In leading the Jews out of Egypt and communicating to them God's law, Moses highlights the differences between service to God and servility to Pharaoh. The commandments are a form of self-rule to which the Israelites freely consent. And the commandments establish the principle that members of the community are equal under God. They offer instruction in policing the impulses that can enslave us from within. Kass writes that the Ten Commandments feature two injunctions unique to the ancient world: Keep the Sabbath holy and honor one's father and mother. The nation whose foundation is the Mosaic law dignifies both work and family.

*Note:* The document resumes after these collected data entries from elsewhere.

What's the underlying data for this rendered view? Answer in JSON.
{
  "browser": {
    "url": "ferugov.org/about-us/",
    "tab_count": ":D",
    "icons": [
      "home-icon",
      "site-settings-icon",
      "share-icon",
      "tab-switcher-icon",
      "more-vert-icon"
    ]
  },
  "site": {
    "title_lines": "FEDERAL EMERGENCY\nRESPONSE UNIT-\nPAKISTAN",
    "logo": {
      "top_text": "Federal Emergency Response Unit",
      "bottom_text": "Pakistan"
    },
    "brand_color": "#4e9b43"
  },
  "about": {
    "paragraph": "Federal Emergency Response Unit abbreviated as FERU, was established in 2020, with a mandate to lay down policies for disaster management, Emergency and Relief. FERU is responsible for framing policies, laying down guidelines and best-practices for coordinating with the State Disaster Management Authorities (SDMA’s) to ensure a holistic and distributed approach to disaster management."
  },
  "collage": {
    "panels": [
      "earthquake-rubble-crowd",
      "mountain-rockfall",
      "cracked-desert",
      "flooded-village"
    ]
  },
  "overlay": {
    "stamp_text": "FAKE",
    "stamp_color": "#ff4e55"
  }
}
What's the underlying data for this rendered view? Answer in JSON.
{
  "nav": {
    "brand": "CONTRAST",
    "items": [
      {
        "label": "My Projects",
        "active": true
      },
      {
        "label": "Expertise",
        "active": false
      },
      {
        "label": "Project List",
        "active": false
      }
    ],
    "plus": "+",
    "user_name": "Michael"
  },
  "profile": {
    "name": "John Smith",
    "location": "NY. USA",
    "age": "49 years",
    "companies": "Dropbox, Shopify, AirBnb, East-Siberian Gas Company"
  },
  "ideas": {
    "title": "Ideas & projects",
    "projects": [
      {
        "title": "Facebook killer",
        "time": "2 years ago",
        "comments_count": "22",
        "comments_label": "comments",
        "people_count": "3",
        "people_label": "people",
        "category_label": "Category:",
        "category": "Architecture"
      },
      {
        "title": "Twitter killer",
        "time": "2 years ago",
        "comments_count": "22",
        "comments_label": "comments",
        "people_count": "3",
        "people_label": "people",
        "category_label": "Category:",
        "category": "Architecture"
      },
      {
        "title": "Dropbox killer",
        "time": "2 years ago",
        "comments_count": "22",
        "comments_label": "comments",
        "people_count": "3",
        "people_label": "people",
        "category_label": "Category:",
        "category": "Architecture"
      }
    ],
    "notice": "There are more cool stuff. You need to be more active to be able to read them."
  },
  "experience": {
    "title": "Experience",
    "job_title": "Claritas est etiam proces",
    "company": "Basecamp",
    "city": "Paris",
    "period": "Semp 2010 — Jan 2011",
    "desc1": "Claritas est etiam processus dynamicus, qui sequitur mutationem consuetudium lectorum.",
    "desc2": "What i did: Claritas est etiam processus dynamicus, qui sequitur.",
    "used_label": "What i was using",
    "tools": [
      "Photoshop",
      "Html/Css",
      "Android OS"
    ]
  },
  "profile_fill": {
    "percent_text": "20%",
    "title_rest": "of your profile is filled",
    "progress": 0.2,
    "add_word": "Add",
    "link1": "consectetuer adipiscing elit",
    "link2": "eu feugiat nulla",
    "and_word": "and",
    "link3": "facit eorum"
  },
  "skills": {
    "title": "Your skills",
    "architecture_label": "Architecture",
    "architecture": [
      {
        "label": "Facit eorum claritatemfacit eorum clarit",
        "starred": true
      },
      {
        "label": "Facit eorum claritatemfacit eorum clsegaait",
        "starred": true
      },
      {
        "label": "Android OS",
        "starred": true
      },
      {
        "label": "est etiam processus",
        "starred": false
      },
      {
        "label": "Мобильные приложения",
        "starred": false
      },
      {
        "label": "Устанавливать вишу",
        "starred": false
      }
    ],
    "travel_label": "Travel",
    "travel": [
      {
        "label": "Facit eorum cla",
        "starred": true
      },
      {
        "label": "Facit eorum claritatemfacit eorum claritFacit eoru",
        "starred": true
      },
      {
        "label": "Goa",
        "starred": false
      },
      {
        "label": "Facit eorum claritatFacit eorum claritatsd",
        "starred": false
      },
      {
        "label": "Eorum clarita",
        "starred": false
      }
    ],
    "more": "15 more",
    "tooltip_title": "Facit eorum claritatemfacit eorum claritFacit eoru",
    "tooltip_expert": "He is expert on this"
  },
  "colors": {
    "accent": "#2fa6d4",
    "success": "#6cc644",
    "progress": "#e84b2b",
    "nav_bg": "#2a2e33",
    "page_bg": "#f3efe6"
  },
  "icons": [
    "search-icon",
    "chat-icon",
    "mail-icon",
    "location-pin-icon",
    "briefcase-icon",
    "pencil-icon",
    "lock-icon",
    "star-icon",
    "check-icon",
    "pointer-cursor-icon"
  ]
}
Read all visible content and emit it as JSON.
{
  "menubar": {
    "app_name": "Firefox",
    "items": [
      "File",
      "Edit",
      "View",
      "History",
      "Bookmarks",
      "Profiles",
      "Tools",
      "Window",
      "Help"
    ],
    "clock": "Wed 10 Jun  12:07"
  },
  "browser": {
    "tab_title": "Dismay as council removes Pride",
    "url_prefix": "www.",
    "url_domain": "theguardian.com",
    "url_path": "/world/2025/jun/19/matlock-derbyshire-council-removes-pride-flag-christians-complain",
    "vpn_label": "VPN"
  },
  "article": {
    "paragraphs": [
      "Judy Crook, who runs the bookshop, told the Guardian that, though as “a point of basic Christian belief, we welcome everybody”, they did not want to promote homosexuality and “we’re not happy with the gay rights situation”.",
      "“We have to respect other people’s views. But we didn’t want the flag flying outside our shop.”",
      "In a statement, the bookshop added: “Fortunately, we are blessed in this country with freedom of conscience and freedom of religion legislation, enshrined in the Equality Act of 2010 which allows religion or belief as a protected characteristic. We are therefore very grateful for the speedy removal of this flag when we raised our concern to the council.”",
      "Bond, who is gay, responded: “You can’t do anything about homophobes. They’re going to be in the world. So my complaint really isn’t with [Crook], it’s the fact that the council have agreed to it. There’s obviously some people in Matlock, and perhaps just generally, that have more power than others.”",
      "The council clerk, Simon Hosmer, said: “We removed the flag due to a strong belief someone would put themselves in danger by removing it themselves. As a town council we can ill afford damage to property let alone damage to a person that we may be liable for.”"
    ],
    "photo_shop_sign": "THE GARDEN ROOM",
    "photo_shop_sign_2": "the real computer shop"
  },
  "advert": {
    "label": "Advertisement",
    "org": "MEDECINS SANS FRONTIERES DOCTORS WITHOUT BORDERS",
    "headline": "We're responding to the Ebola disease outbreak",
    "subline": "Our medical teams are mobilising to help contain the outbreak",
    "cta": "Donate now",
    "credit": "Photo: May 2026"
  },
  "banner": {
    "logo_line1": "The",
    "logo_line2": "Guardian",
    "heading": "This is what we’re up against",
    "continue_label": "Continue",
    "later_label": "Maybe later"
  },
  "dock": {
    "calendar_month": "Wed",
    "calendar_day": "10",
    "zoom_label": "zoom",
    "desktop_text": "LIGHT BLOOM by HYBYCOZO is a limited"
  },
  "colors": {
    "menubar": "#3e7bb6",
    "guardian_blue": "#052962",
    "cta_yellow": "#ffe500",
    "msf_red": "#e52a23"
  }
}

Kass happened unexpectedly upon the third ingredient in nationhood. Like most readers, he had found the instructions for and building of the Tabernacle to be boring. Two decades of living with Exodus brought him a different understanding. People aspire to communion with something higher than ourselves, Kass writes. But this desire can run amok, can lead us astray. For the Jews, free from Egypt but fearful in Moses's absence, it led them to idolize the Golden Calf.
After they repent for this mistake, however, their passions are redirected from the idol to the Tabernacle. It's a collaboration between human beings and God that provides a location for daily contact with the highest things. The Tabernacle, Kass teaches, shows how to cabin, modulate, and inform our instinct for awe, reverence, and worship through ritual and tradition.
These are just a few of the insights contained in this magisterial book. Each passage invites reflection. The other day, Kass spoke to Yuval Levin of the American Enterprise Institute, where I work, about Founding God's Nation. Their conversation was engrossing—you can watch it here—but the section I found most moving was at the end. Kass lamented the centrifugal forces ripping our nation apart. "I'm blessed beyond belief to be living in post-World War II America," he began.
Then he posed a difficult question: "Can we allow our reliance on technological progress, economic prosperity, and pursuing our share of private wealth and happiness to take the place of having a shared story? I'm not sure."
This solemn and troubling answer is reason enough to return to the wisdom of the Bible, and to the profound learning of Leon Kass.